I was going back to tour in the UK.

Only I wasn’t tagging along this time: I had been invited.

I had shown enough promise, despite nearly taking out Jim Neidhart, that Andre even allowed me to stay at his house during the tour, with Paul and Fergal. Every day we would get up and train, drive to a new town or city, wrestle, and drive back to his home that night.

I had picked out the new, rather generic name of Rebecca Knox and was honing my skills as a heel, working every night in a mixed tag-team match in front of rambunctious crowds.

On the drives and in between shows, I was getting to know Fergal better. He had, in the space of a week, gone from mentor and trainer to friend.

We chatted about life and wrestling, and everything in between. We would go for walks and shop together. He was the perfect combination of thoughtful, insightful, passionate, creative, and hilarious, all wrapped up in a beautiful bundle with perfectly chiseled abs.

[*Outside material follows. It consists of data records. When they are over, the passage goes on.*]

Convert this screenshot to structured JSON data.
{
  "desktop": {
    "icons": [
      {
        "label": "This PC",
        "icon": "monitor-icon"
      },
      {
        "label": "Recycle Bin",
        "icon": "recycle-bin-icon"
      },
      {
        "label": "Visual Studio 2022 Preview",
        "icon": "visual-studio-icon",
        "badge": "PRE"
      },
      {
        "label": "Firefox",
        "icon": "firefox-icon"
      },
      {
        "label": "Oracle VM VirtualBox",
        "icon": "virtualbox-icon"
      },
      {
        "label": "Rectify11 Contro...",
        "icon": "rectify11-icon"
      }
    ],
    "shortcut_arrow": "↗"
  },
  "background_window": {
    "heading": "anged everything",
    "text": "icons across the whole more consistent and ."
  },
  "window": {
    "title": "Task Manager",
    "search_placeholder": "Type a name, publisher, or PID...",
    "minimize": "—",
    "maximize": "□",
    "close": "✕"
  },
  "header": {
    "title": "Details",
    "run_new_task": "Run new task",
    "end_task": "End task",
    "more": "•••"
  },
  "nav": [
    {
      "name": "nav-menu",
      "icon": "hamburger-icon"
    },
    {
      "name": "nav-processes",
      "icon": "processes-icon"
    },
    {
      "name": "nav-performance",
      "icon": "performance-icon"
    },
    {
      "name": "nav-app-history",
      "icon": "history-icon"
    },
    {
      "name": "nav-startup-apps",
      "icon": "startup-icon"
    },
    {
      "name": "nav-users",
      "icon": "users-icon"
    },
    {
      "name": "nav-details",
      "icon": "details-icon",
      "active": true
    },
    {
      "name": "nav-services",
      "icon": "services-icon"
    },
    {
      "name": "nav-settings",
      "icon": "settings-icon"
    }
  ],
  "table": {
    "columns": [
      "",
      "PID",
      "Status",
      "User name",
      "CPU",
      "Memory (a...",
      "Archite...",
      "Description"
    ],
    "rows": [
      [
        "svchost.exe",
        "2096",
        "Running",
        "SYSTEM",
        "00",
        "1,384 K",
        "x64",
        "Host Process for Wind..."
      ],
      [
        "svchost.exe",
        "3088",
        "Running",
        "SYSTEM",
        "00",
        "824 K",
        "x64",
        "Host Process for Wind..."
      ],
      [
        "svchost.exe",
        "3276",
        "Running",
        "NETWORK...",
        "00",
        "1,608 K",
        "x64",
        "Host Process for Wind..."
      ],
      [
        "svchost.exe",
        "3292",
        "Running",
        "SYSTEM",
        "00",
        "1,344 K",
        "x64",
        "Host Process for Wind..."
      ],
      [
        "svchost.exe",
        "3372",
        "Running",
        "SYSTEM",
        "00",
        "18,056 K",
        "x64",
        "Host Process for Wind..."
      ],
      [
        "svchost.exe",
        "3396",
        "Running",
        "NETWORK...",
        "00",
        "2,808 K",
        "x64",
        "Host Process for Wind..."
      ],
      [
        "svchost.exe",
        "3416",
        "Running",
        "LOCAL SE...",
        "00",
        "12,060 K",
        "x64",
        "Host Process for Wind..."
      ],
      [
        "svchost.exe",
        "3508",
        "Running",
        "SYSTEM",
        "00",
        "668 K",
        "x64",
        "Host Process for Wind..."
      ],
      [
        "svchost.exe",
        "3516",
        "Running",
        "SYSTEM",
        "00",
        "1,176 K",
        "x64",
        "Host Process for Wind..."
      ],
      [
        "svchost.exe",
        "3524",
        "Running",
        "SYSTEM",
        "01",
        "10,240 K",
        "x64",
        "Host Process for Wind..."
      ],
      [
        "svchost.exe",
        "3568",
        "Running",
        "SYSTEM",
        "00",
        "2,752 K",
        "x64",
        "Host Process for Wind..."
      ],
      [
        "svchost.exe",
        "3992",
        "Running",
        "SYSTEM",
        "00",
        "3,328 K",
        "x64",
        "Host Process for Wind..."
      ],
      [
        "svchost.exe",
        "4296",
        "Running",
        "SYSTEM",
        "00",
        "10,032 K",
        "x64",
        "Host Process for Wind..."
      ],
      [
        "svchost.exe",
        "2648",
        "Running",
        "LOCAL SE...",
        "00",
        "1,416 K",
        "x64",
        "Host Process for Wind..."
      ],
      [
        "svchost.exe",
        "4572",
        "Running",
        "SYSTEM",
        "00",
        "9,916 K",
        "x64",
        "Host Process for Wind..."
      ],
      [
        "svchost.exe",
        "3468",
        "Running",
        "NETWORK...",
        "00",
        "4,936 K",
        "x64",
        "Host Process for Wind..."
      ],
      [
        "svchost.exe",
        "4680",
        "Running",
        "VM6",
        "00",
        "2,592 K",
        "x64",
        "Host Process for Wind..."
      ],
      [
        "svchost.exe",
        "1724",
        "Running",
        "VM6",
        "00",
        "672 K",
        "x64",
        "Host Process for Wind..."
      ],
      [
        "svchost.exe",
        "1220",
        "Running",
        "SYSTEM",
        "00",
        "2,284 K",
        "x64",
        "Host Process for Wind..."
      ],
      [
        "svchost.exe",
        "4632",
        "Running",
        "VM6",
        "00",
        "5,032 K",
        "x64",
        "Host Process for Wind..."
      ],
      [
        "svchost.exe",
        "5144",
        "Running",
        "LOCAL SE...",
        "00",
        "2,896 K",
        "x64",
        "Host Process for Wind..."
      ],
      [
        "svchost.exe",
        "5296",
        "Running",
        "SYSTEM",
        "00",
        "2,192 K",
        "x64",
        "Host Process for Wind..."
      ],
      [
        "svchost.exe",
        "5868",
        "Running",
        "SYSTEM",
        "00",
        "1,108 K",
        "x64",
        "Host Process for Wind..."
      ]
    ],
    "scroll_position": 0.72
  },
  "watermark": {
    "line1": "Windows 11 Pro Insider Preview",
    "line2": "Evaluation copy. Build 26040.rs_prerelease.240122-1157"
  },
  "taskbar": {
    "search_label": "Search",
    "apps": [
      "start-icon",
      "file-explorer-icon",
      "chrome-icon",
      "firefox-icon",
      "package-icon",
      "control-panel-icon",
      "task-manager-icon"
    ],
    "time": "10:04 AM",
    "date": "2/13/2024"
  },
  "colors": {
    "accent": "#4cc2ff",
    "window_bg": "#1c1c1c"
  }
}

I know what you’re thinking. Sounds like you were falling for him, Becky? Noooooo, I wasn’t falling for him. Not me, not the wrestler formerly known as “Becky with the belly like a sack of potatoes.”

But there was a connection; surely there was a connection. Okay, maybe I was falling for him. But I buried it deep down in my soul and maybe secretly wrote “Becky ♥ Fergal” in a diary entry or two.

On the final night of the tour we had returned to Andre’s and were served up pizza as a postwrestling treat. I was never one to turn down pizza, but this was vegetable pizza. Who on earth orders vegetables on their pizza? Up until this point I had only ever had a plain cheese, or cheese and pepperoni, or on the odd occasion ham and pineapple when I was feeling spicy. But never vegetables. Why for all that is good and sacred would you ruin something so delicious by throwing a bunch of healthy crap on top of it?!

Anyway, while I picked mushrooms off my tasty cheese-bread, there was a knock on the door. Strange, I thought, considering it was now close to 3:00 am.

Andre opened the door to a stringy, disheveled man with long, black hair and a large hooknose. As the man moved shiftily into the living room he explained why he didn’t have Andre’s money.

Wait, what?! Money for what?! What’s going on here?! I asked silently with curiosity, though I dared not make a peep.

“What ’appened to your friend when he didn’t ’ave my money?” Andre asked, ominously calm.

He got an extension? I answered in my head, curiosity now turning to nervousness.

The hooknosed man mumbled something inaudible.

“I said, what ’appened to your friend?” Andre repeated himself, voice raised.

I stared wide-eyed at the congealed mushrooms I had picked off my pizza, now lying derelict in the grease-stained box. I feared that soon this man would meet a fate unbearably similar to that of the picked-off mushrooms.

“He got kneecapped, didn’t he?” Andre prompted helpfully.

Maybe “kneecapped” means something different in England. Maybe he got cute little hats to keep his knees warm.

Inner monologue aside, I instinctively grabbed Fergal’s arm to the right of me.

“Yeah… he did, didn’t he? Now, what’s stopping me from having these two boys ’ere ’old you down an’ I snap every one of ya fingas?”

Eh, morality? Conscience? Catholic guilt? The law? Dear Lord, let something stop you! My mind racing, I instinctively grabbed Paul’s arm to the left of me.

The hooknosed man was now visibly shaking. As was I, feeling like two tectonic plates had collided in the localized area of my seat cushion while I imagined the forthcoming wails and accompanying crunching of breaking bones. I was not ready to be an accessory to a crime.

Luckily, Andre granted this degenerate some grace and he had until Monday to come up with the money, and I do hope he came up with the money. But by then, I was safely home in Ireland.

The wrestling business had its ugly side too and I had unwittingly witnessed it firsthand. The message I took was keep your head down, focus on the love of the sport, and maybe avoid staying at the promoter’s house.